The deepest layer of the human person's dignity consists in its property of resembling God--not in a general way after the manner of all creatures, but in proper way. It is the image of God. For God is spirit and the human person proceeds from Him as having a principle of life, a spiritual soul capable of knowing, loving and of being uplifted by grace to participation in the very life of God that, in the end, it might know and love Him as He knows and loves Himself. (Jacques Maritain, The Person and the Common Good, trans. John J. Fitzgerald (New York: Scribner's, 1947), p. 32).
It is important to observe that Maritain speaks about our being capable of "being uplifted by grace." Natural law enjoys a central place in the development of moral theology, but it does not provide a substitute for the economy of salvation which comes always as a free and gracious outpouring from God and which alone makes it possible for the creature to enjoy a communication with God that exceeds the perfections of nature.
Reading Assignments
Introduction to Moral Theology, chap. 2
Benedict Ashley, "Scriptural Grounds for Concrete Moral Norms," The Thomist 52 (1988): 1-22.

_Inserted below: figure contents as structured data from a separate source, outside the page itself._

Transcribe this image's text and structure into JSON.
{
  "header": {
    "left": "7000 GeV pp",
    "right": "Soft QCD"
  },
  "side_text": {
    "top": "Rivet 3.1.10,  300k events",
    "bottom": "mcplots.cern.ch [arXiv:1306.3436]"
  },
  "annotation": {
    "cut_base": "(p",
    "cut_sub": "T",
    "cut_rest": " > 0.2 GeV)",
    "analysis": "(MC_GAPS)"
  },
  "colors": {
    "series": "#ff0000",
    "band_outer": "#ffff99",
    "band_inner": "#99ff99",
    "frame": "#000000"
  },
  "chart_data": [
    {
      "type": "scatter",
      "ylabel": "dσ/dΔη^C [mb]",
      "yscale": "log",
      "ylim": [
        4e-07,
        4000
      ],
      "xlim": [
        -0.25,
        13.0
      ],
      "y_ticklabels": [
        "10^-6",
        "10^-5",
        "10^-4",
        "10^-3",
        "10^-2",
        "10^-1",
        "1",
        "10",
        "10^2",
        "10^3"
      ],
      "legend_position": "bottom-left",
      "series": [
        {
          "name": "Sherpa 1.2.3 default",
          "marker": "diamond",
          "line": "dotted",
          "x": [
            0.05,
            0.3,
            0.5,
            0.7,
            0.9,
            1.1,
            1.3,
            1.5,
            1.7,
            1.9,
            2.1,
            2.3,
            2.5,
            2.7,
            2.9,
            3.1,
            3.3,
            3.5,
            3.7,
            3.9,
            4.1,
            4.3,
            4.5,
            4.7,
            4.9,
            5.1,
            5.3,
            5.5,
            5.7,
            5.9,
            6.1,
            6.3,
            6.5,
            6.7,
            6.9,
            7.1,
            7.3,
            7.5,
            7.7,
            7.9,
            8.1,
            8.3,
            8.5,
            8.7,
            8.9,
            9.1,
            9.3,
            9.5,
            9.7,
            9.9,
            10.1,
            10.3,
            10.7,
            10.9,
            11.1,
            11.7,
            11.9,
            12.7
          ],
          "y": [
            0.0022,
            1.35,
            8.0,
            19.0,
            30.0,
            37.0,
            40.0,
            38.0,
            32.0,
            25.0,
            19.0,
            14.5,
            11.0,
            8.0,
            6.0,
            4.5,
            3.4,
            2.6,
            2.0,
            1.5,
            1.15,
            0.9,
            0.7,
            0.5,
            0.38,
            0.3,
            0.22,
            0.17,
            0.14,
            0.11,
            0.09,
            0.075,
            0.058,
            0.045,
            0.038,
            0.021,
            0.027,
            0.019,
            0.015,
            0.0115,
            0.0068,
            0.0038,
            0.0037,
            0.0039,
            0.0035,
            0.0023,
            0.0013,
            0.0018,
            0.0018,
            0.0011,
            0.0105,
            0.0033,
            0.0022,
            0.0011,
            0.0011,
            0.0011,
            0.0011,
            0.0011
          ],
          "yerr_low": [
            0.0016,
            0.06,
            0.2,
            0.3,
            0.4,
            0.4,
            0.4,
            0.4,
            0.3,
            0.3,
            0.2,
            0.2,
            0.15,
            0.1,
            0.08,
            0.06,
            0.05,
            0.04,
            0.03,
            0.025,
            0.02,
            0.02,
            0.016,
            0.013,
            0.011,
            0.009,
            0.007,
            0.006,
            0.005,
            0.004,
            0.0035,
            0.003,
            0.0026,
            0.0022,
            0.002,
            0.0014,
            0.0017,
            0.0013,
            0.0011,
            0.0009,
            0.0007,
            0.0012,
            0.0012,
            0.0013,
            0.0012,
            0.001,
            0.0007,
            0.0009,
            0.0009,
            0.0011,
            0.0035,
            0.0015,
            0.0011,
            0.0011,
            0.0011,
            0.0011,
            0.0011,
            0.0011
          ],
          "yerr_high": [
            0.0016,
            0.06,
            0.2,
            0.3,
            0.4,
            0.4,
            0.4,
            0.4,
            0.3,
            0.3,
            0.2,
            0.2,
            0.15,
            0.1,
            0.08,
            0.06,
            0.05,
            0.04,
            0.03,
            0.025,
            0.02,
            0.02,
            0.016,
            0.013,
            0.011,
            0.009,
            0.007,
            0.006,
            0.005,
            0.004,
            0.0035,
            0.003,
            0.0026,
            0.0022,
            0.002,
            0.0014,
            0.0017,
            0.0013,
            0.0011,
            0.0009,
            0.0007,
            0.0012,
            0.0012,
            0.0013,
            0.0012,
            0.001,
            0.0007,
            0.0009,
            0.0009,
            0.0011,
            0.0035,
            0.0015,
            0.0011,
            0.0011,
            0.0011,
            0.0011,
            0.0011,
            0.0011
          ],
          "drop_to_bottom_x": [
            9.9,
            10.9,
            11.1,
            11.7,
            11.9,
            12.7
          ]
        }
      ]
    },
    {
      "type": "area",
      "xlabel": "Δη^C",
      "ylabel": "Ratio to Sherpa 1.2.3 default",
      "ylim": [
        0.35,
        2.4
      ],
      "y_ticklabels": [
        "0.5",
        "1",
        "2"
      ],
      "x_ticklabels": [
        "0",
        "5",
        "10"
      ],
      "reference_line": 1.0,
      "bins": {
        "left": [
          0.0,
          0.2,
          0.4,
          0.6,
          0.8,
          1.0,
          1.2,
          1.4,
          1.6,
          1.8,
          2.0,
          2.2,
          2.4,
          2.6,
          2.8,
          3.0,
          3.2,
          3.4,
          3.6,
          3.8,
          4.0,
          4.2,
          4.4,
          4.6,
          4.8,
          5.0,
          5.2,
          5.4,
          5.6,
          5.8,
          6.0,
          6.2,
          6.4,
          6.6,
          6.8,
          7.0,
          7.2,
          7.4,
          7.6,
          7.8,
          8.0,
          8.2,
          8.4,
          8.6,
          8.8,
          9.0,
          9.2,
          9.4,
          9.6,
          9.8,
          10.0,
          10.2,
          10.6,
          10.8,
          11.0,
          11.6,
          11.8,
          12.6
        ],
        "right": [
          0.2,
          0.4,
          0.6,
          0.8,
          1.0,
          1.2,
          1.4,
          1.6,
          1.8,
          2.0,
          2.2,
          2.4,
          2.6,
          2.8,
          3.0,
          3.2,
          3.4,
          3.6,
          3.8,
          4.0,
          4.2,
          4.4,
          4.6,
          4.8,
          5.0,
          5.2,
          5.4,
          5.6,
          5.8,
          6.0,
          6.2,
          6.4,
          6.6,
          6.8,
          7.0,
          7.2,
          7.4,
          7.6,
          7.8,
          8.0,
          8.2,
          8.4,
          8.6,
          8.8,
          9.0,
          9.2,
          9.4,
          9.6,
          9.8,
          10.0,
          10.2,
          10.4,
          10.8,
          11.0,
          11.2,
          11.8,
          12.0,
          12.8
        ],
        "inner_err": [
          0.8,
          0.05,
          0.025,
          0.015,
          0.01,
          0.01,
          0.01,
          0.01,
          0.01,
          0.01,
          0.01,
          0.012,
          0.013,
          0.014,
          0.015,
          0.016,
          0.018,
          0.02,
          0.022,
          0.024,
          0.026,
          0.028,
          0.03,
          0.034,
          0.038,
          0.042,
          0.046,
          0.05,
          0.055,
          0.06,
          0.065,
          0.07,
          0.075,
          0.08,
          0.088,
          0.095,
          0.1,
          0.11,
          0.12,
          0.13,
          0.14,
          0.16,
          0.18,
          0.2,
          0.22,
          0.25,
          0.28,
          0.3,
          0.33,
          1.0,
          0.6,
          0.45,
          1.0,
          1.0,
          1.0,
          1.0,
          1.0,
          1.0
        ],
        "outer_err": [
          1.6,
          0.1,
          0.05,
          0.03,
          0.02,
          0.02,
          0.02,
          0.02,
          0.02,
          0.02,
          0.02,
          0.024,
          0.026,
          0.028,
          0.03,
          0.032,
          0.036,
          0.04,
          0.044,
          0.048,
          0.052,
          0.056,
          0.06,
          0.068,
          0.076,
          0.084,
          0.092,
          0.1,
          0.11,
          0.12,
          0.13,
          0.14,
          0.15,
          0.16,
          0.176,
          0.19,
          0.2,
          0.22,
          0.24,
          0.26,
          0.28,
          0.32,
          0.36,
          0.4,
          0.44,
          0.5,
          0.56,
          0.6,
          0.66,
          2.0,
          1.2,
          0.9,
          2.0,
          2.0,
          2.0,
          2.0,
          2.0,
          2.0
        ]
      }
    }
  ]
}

Russell Hittinger, "Veritatis Splendor and the Theology of Natural Law," in Veritatis Splendor and the Renewal of Moral Theology. Studies by Ten Outstanding Scholars. Edited with J. A. DiNoia, O.P. (Chicago: Midwest Theological Forum, 1999).
Questions
1) Explain the relationship of natural law to Eternal law. Include in your answer some specific reference to the Blessed Trinity.
2) Why is the biblical doctrine of the imago Dei indispensable for elaborating a moral theology? (See CCC 1702: "The divine image is present in every man. It shines forth in the communion of persons, in the likeness of the unity of the divine persons among themselves.")
3) How is the ontological priority of nature a condition for maintaining the gratuity of supernatural grace? What difficulties would be implied by derogating nature to the status of a mere "remainder concept"?
4) What is the relationship between God--as absolute good and promulgator of all lesser goods or ends in creation--and these lesser goods?